As Japan has many buildings and underground malls, we often encounter situations when we cannot rely on GPS. However, indoor navigation systems utilizing a smartphone’s various sensors have begun to appear that can be used in such an environment.
Yahoo: Positioning with Geomagnetic Disturbances
Yahoo Japan have a smartphone app called Yahoo! Map which incorporates indoor positioning technology developed by Finnish company IndoorAtlas. This provides a navigation function that can be used indoors where GPS signals cannot be received.
This technology can pinpoint your current location by comparing the geomagnetic data obtained from magnetic sensors in the smartphone, with a previously measured pattern of geomagnetic disturbance (a unique fingerprint) created by the steel frame of the building. This method can distinguish between a first and second basement level, and recognize vertical movement, so it is ideal for navigation in buildings and underground malls. However, because it is necessary to create a fingerprint database in advance, facilities that can provide this navigation service are limited.
Certainly, creating a database before starting the service is time-consuming. However, once the database preparations are done, the user only needs their smartphone, and the navigation service provider does not need to do anything. One big advantage is that unlike navigation services that use radio waves for positioning, such as Bluetooth and Wi-Fi, there is no need to continuously maintain a beacon…
Osaka Metro Uses Visible Light Communication and Accelerometers
Osaka Metro provides an “Osaka Metro Group Navigation App” for smartphones which has an indoor navigation function for use inside subway stations. This differs from the technology of Yahoo Japan in that it determines the present location using visible light communication technology and then obtains information for one’s travel route by making full use of the smartphone’s atmospheric pressure sensor and accelerometer. This system was developed by Panasonic and Panasonic Systems Japan.

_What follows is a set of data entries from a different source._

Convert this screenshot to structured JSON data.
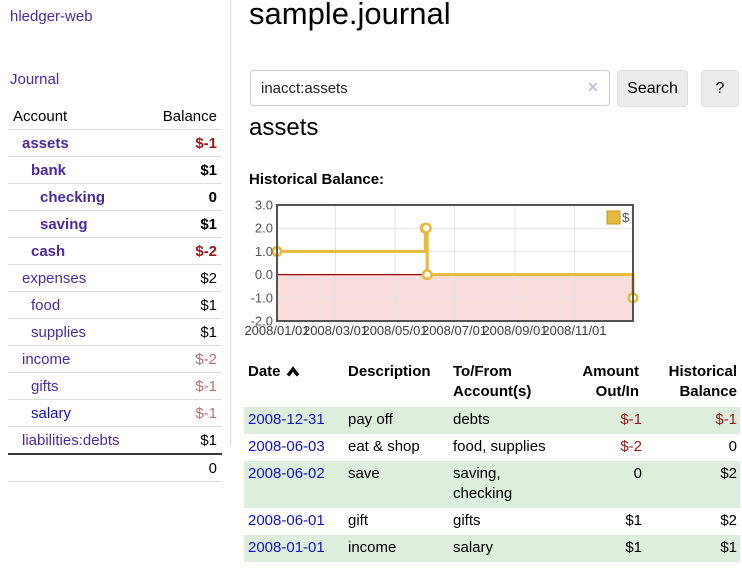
{
  "colors": {
    "link_purple": "#4b2a9e",
    "link_blue": "#1111cc",
    "negative_strong": "#9b1717",
    "negative_dim": "#bf6f6f",
    "row_stripe_green": "#ddeedd",
    "chart_line_gold": "#e6ba3c",
    "chart_zero_line": "#990000",
    "chart_negative_region": "#f9dcdc"
  },
  "sidebar": {
    "brand": "hledger-web",
    "journal_link": "Journal",
    "accounts": {
      "col_account": "Account",
      "col_balance": "Balance",
      "rows": [
        {
          "name": "assets",
          "balance": "$-1",
          "level": 1,
          "bold": true,
          "tone": "neg",
          "visited": true
        },
        {
          "name": "bank",
          "balance": "$1",
          "level": 2,
          "bold": true,
          "tone": "pos",
          "visited": true
        },
        {
          "name": "checking",
          "balance": "0",
          "level": 3,
          "bold": true,
          "tone": "pos",
          "visited": true
        },
        {
          "name": "saving",
          "balance": "$1",
          "level": 3,
          "bold": true,
          "tone": "pos",
          "visited": true
        },
        {
          "name": "cash",
          "balance": "$-2",
          "level": 2,
          "bold": true,
          "tone": "neg",
          "visited": true
        },
        {
          "name": "expenses",
          "balance": "$2",
          "level": 1,
          "bold": false,
          "tone": "pos",
          "visited": true
        },
        {
          "name": "food",
          "balance": "$1",
          "level": 2,
          "bold": false,
          "tone": "pos",
          "visited": true
        },
        {
          "name": "supplies",
          "balance": "$1",
          "level": 2,
          "bold": false,
          "tone": "pos",
          "visited": true
        },
        {
          "name": "income",
          "balance": "$-2",
          "level": 1,
          "bold": false,
          "tone": "negdim",
          "visited": true
        },
        {
          "name": "gifts",
          "balance": "$-1",
          "level": 2,
          "bold": false,
          "tone": "negdim",
          "visited": true
        },
        {
          "name": "salary",
          "balance": "$-1",
          "level": 2,
          "bold": false,
          "tone": "negdim",
          "visited": false
        },
        {
          "name": "liabilities:debts",
          "balance": "$1",
          "level": 1,
          "bold": false,
          "tone": "pos",
          "visited": true
        }
      ],
      "total": "0"
    }
  },
  "main": {
    "title": "sample.journal",
    "search": {
      "value": "inacct:assets",
      "clear_icon": "✕",
      "search_button": "Search",
      "help_button": "?"
    },
    "account_heading": "assets",
    "chart_title": "Historical Balance:"
  },
  "chart_data": {
    "type": "line",
    "step": true,
    "title": "Historical Balance",
    "series": [
      {
        "name": "$",
        "color": "#e6ba3c",
        "points": [
          {
            "date": "2008-01-01",
            "value": 1
          },
          {
            "date": "2008-06-01",
            "value": 2
          },
          {
            "date": "2008-06-02",
            "value": 2
          },
          {
            "date": "2008-06-03",
            "value": 0
          },
          {
            "date": "2008-12-31",
            "value": -1
          }
        ]
      }
    ],
    "x_range": [
      "2008-01-01",
      "2008-12-31"
    ],
    "ylim": [
      -2,
      3
    ],
    "y_ticks": [
      3.0,
      2.0,
      1.0,
      0.0,
      -1.0,
      -2.0
    ],
    "x_ticks": [
      "2008/01/01",
      "2008/03/01",
      "2008/05/01",
      "2008/07/01",
      "2008/09/01",
      "2008/11/01"
    ],
    "grid": true,
    "legend": {
      "label": "$",
      "position": "top-right"
    },
    "negative_region_color": "#f9dcdc",
    "zero_line_color": "#990000"
  },
  "register": {
    "headers": [
      {
        "lines": [
          "Date"
        ],
        "sorted": "asc",
        "align": "left"
      },
      {
        "lines": [
          "Description"
        ],
        "align": "left"
      },
      {
        "lines": [
          "To/From",
          "Account(s)"
        ],
        "align": "left"
      },
      {
        "lines": [
          "Amount",
          "Out/In"
        ],
        "align": "right"
      },
      {
        "lines": [
          "Historical",
          "Balance"
        ],
        "align": "right"
      }
    ],
    "rows": [
      {
        "date": "2008-12-31",
        "description": "pay off",
        "accounts": [
          "debts"
        ],
        "amount": "$-1",
        "balance": "$-1"
      },
      {
        "date": "2008-06-03",
        "description": "eat & shop",
        "accounts": [
          "food, supplies"
        ],
        "amount": "$-2",
        "balance": "0"
      },
      {
        "date": "2008-06-02",
        "description": "save",
        "accounts": [
          "saving,",
          "checking"
        ],
        "amount": "0",
        "balance": "$2"
      },
      {
        "date": "2008-06-01",
        "description": "gift",
        "accounts": [
          "gifts"
        ],
        "amount": "$1",
        "balance": "$2"
      },
      {
        "date": "2008-01-01",
        "description": "income",
        "accounts": [
          "salary"
        ],
        "amount": "$1",
        "balance": "$1"
      }
    ]
  }
}
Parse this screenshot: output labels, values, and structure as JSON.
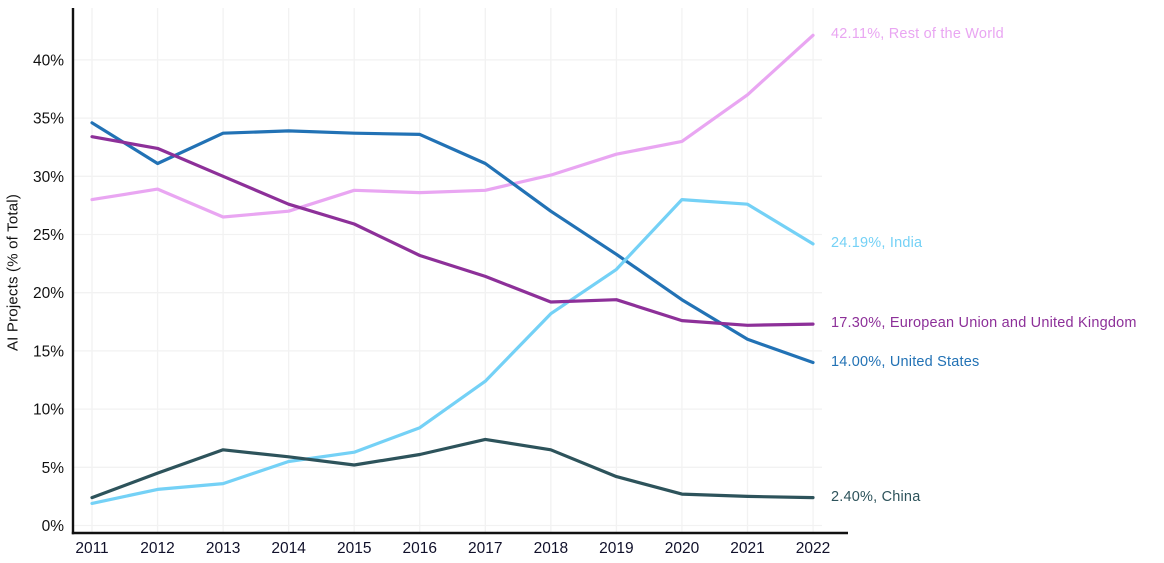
{
  "chart_data": {
    "type": "line",
    "title": "",
    "ylabel": "AI Projects (% of Total)",
    "xlabel": "",
    "x": [
      2011,
      2012,
      2013,
      2014,
      2015,
      2016,
      2017,
      2018,
      2019,
      2020,
      2021,
      2022
    ],
    "ylim": [
      0,
      44
    ],
    "yticks": [
      0,
      5,
      10,
      15,
      20,
      25,
      30,
      35,
      40
    ],
    "ytick_suffix": "%",
    "grid": true,
    "legend_position": "right-end-of-line-labels",
    "axis_color": "#111111",
    "gridline_color": "#f2f2f2",
    "tick_label_color": "#10102a",
    "series": [
      {
        "name": "Rest of the World",
        "color": "#e9a6f2",
        "end_label": "42.11%, Rest of the World",
        "end_value": "42.11%",
        "values": [
          28.0,
          28.9,
          26.5,
          27.0,
          28.8,
          28.6,
          28.8,
          30.1,
          31.9,
          33.0,
          37.0,
          42.11
        ]
      },
      {
        "name": "United States",
        "color": "#2272b5",
        "end_label": "14.00%, United States",
        "end_value": "14.00%",
        "values": [
          34.6,
          31.1,
          33.7,
          33.9,
          33.7,
          33.6,
          31.1,
          27.0,
          23.3,
          19.4,
          16.0,
          14.0
        ]
      },
      {
        "name": "India",
        "color": "#74d1f6",
        "end_label": "24.19%, India",
        "end_value": "24.19%",
        "values": [
          1.9,
          3.1,
          3.6,
          5.5,
          6.3,
          8.4,
          12.4,
          18.2,
          22.0,
          28.0,
          27.6,
          24.19
        ]
      },
      {
        "name": "European Union and United Kingdom",
        "color": "#8d3099",
        "end_label": "17.30%, European Union and United Kingdom",
        "end_value": "17.30%",
        "values": [
          33.4,
          32.4,
          30.0,
          27.6,
          25.9,
          23.2,
          21.4,
          19.2,
          19.4,
          17.6,
          17.2,
          17.3
        ]
      },
      {
        "name": "China",
        "color": "#2d535b",
        "end_label": "2.40%, China",
        "end_value": "2.40%",
        "values": [
          2.4,
          4.5,
          6.5,
          5.9,
          5.2,
          6.1,
          7.4,
          6.5,
          4.2,
          2.7,
          2.5,
          2.4
        ]
      }
    ]
  }
}
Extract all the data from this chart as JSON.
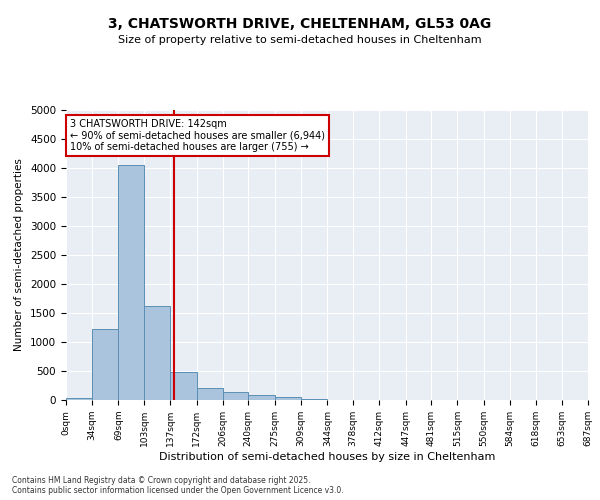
{
  "title_line1": "3, CHATSWORTH DRIVE, CHELTENHAM, GL53 0AG",
  "title_line2": "Size of property relative to semi-detached houses in Cheltenham",
  "xlabel": "Distribution of semi-detached houses by size in Cheltenham",
  "ylabel": "Number of semi-detached properties",
  "footnote1": "Contains HM Land Registry data © Crown copyright and database right 2025.",
  "footnote2": "Contains public sector information licensed under the Open Government Licence v3.0.",
  "property_size": 142,
  "annotation_title": "3 CHATSWORTH DRIVE: 142sqm",
  "annotation_line2": "← 90% of semi-detached houses are smaller (6,944)",
  "annotation_line3": "10% of semi-detached houses are larger (755) →",
  "bins": [
    0,
    34,
    69,
    103,
    137,
    172,
    206,
    240,
    275,
    309,
    344,
    378,
    412,
    447,
    481,
    515,
    550,
    584,
    618,
    653,
    687
  ],
  "bar_values": [
    30,
    1230,
    4050,
    1620,
    480,
    200,
    130,
    80,
    60,
    15,
    0,
    0,
    0,
    0,
    0,
    0,
    0,
    0,
    0,
    0
  ],
  "bar_color": "#aac4dd",
  "bar_edge_color": "#5a8fb5",
  "red_line_color": "#cc0000",
  "annotation_box_color": "#cc0000",
  "background_color": "#e8eef4",
  "ylim": [
    0,
    5000
  ],
  "yticks": [
    0,
    500,
    1000,
    1500,
    2000,
    2500,
    3000,
    3500,
    4000,
    4500,
    5000
  ]
}
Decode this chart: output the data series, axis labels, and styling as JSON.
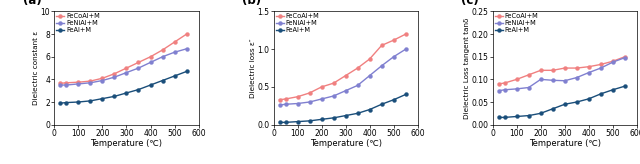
{
  "temp": [
    25,
    50,
    100,
    150,
    200,
    250,
    300,
    350,
    400,
    450,
    500,
    550
  ],
  "panel_labels": [
    "(a)",
    "(b)",
    "(c)"
  ],
  "legend_labels": [
    "FeCoAl+M",
    "FeNiAl+M",
    "FeAl+M"
  ],
  "colors": [
    "#F08080",
    "#8080D0",
    "#1A4E7A"
  ],
  "marker": "o",
  "markersize": 2.8,
  "linewidth": 1.0,
  "a_ylim": [
    0,
    10
  ],
  "a_yticks": [
    0,
    2,
    4,
    6,
    8,
    10
  ],
  "a_ylabel": "Dielectric constant ε",
  "a_FeCoAl": [
    3.65,
    3.7,
    3.75,
    3.85,
    4.1,
    4.5,
    5.0,
    5.5,
    6.0,
    6.6,
    7.3,
    8.0
  ],
  "a_FeNiAl": [
    3.5,
    3.5,
    3.6,
    3.7,
    3.9,
    4.2,
    4.6,
    5.0,
    5.5,
    6.0,
    6.4,
    6.7
  ],
  "a_FeAl": [
    1.9,
    1.95,
    2.0,
    2.1,
    2.3,
    2.5,
    2.8,
    3.1,
    3.5,
    3.9,
    4.3,
    4.7
  ],
  "b_ylim": [
    0,
    1.5
  ],
  "b_yticks": [
    0.0,
    0.5,
    1.0,
    1.5
  ],
  "b_ylabel": "Dielectric loss ε″",
  "b_FeCoAl": [
    0.33,
    0.34,
    0.37,
    0.42,
    0.5,
    0.55,
    0.65,
    0.75,
    0.87,
    1.05,
    1.12,
    1.2
  ],
  "b_FeNiAl": [
    0.26,
    0.27,
    0.28,
    0.3,
    0.34,
    0.38,
    0.45,
    0.52,
    0.65,
    0.78,
    0.9,
    1.0
  ],
  "b_FeAl": [
    0.03,
    0.03,
    0.04,
    0.05,
    0.07,
    0.09,
    0.12,
    0.15,
    0.2,
    0.27,
    0.33,
    0.4
  ],
  "c_ylim": [
    0.0,
    0.25
  ],
  "c_yticks": [
    0.0,
    0.05,
    0.1,
    0.15,
    0.2,
    0.25
  ],
  "c_ylabel": "Dielectric Loss tangent tanδ",
  "c_FeCoAl": [
    0.09,
    0.092,
    0.1,
    0.11,
    0.12,
    0.12,
    0.125,
    0.125,
    0.128,
    0.133,
    0.14,
    0.15
  ],
  "c_FeNiAl": [
    0.075,
    0.077,
    0.079,
    0.082,
    0.1,
    0.098,
    0.097,
    0.104,
    0.115,
    0.125,
    0.138,
    0.148
  ],
  "c_FeAl": [
    0.016,
    0.016,
    0.018,
    0.02,
    0.025,
    0.035,
    0.045,
    0.05,
    0.057,
    0.068,
    0.077,
    0.085
  ],
  "xlabel": "Temperature (℃)",
  "xlim": [
    0,
    600
  ],
  "xticks": [
    0,
    100,
    200,
    300,
    400,
    500,
    600
  ]
}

The first necessary step of determining the present location is done with LinkRay optical ID technology, which uses the blinking pattern of the LED light source for data communication. When the smartphone’s camera reads a map illuminated with a LinkRay system compatible LED light, the blinking pattern is decoded to obtain the location information. When you want to find your way, you set this location as the starting point.
As you start walking toward your destination, the degree of movement is estimated with information obtained from your smartphone’s accelerometer. At the same time, it seems that any accumulated calculation errors will be corrected by using the atmospheric sensor. Apparently, the degree of movement can be judged with high precision, even when walking in a crowded place or moving up and down stairs or escalators.
As with Yahoo Japan’s navigation function there is no need for a beacon like Bluetooth, so it is easy to install.